A l’évidence, le remaniement et, surtout, le retour de l’énergie dans le giron de l’industrie après quinze ans d’exil au ministère de la Transition écologique, ne facilitent pas un processus fluide. Rien d’étonnant à ce que le nouveau ministre chargé de l’énergie, Bruno Le Maire, veuille imprimer sa marque sur un texte attendu. Ce qui est surprenant, en revanche, c’est qu’il semblerait que la dernière mouture du texte soit vidée de ce qui en formait le fondement même. Cette grande loi devait être à l’énergie ce que la loi de programmation militaire est à la défense – des ambitions, des programmes, des budgets. Or, tout le volet programmatique de la loi a sauté, y compris les objectifs de production énergétique, du nucléaire comme des renouvelables. Voilà qui est peu courant dans un pays où les crises se règlent à coup d’”un chèque, une loi” – si possible une “grande” loi portant le nom du ministre qui la défend !

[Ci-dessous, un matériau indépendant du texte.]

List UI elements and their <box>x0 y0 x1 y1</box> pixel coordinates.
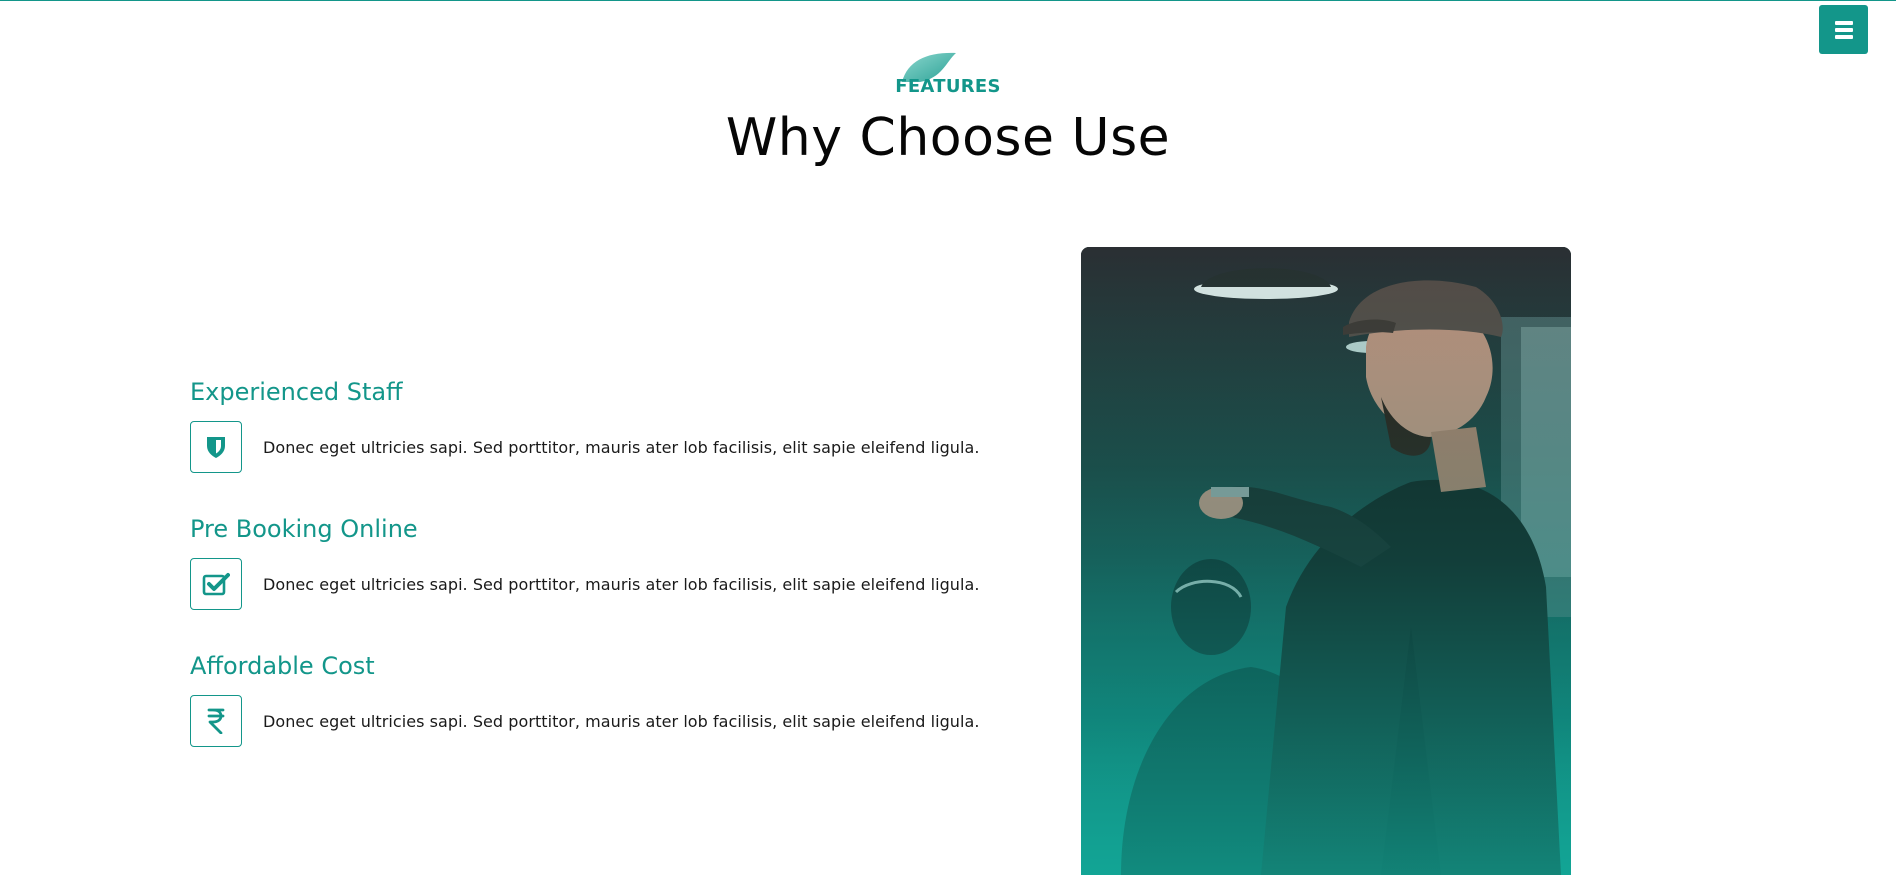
shield-icon <box>207 437 225 458</box>
feature-description: Donec eget ultricies sapi. Sed porttitor… <box>263 437 980 457</box>
feature-title: Experienced Staff <box>190 378 403 406</box>
feature-description: Donec eget ultricies sapi. Sed porttitor… <box>263 574 980 594</box>
checkbox-icon <box>202 573 230 596</box>
feature-icon-box <box>190 558 242 610</box>
hamburger-icon <box>1834 20 1853 39</box>
feature-item-experienced-staff: Experienced Staff Donec eget ultricies s… <box>190 375 1040 473</box>
eyebrow-label: FEATURES <box>895 76 1001 97</box>
feature-item-pre-booking-online: Pre Booking Online Donec eget ultricies … <box>190 512 1040 610</box>
rupee-icon <box>207 708 225 734</box>
feature-item-affordable-cost: Affordable Cost Donec eget ultricies sap… <box>190 649 1040 747</box>
feature-icon-box <box>190 421 242 473</box>
section-title: Why Choose Use <box>725 108 1171 168</box>
feature-description: Donec eget ultricies sapi. Sed porttitor… <box>263 711 980 731</box>
section-eyebrow: FEATURES <box>0 52 1896 100</box>
feature-title: Affordable Cost <box>190 652 375 680</box>
menu-button[interactable] <box>1819 5 1868 54</box>
barber-photo <box>1081 247 1571 875</box>
top-border <box>0 0 1896 1</box>
feature-title: Pre Booking Online <box>190 515 418 543</box>
feature-icon-box <box>190 695 242 747</box>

Cette coupe claire, Bruno Le Maire la justifie par la nécessité de prendre plus de temps pour “le travail de consultation”… qui dure pourtant depuis des mois. Et si la vérité n’était pas plutôt à chercher ailleurs ? Le fait est que cette programmation, longtemps attendue, tombe à contretemps : la France s’échine depuis des mois, à Bruxelles, à substituer à l’objectif de proportion d’énergies renouvelables prévu pour 2030 un objectif d’énergie bas carbone, qui laisserait chaque Etat membre libre de définir la part du nucléaire et celle des renouvelables. C’est un enjeu majeur de la discussion qui s’ouvre au sein de l’UE sur les objectifs climatiques et énergétiques pour 2040. Si Gabriel Attal est un homme pressé, Bruno Le Maire est un homme expérimenté. Le premier est, comme le héros de Morand, capable de s’ennuyer, “comme dans la grammaire allemande, à attendre le verbe”. Le second, à l’inverse, connaît bien l’allemand, et les Allemands : il sait que ce sujet est un irritant pour ceux auxquels, avec sa casquette de ministre de l’Economie, il doit faire avaler les couleuvres budgétaires de la France.

Et que dire de la filière nucléaire ?

La difficulté est qu’il est aussi ministre de l’Industrie. Or, toute l’industrie énergétique aimerait travailler dans un cadre clair et de long terme, d’autant que financer des projets bas carbone, très capitalistiques, est devenu un sport de combat dans un monde aux taux d’intérêt élevés. C’est le cas de la filière de l’éolien offshore, en train de se faire damer le pion par la Chine. Et que dire de la filière nucléaire ? Oui, le pouvoir exécutif continue de déclarer sa flamme à l’atome, mais, pour l’heure, l’industrie n’a aucune commande ferme, et, surtout, la politique de redéveloppement du nucléaire civil souffre d’hémiplégie. On parle beaucoup de réacteurs, mais où sont les nécessaires décisions sur les technologies du cycle du combustible ? Rappelons les mots du patron de l’Autorité de sûreté nucléaire, Bernard Doroszczuk, en décembre 2022, devant le Sénat : “Dans vos discussions, vous devez avoir une approche systémique […]. On ne peut pas séparer la production électronucléaire de l’aval ni de l’amont du cycle, ni non plus de la gestion des déchets. C’est l’ensemble du système qui doit faire l’objet d’une vision intégrée et d’une programmation.”

L’industrie de l’énergie est une industrie du temps long, mais, à force de temps lent, on accumule le temps perdu. Et celui-là ne se rattrapera pas.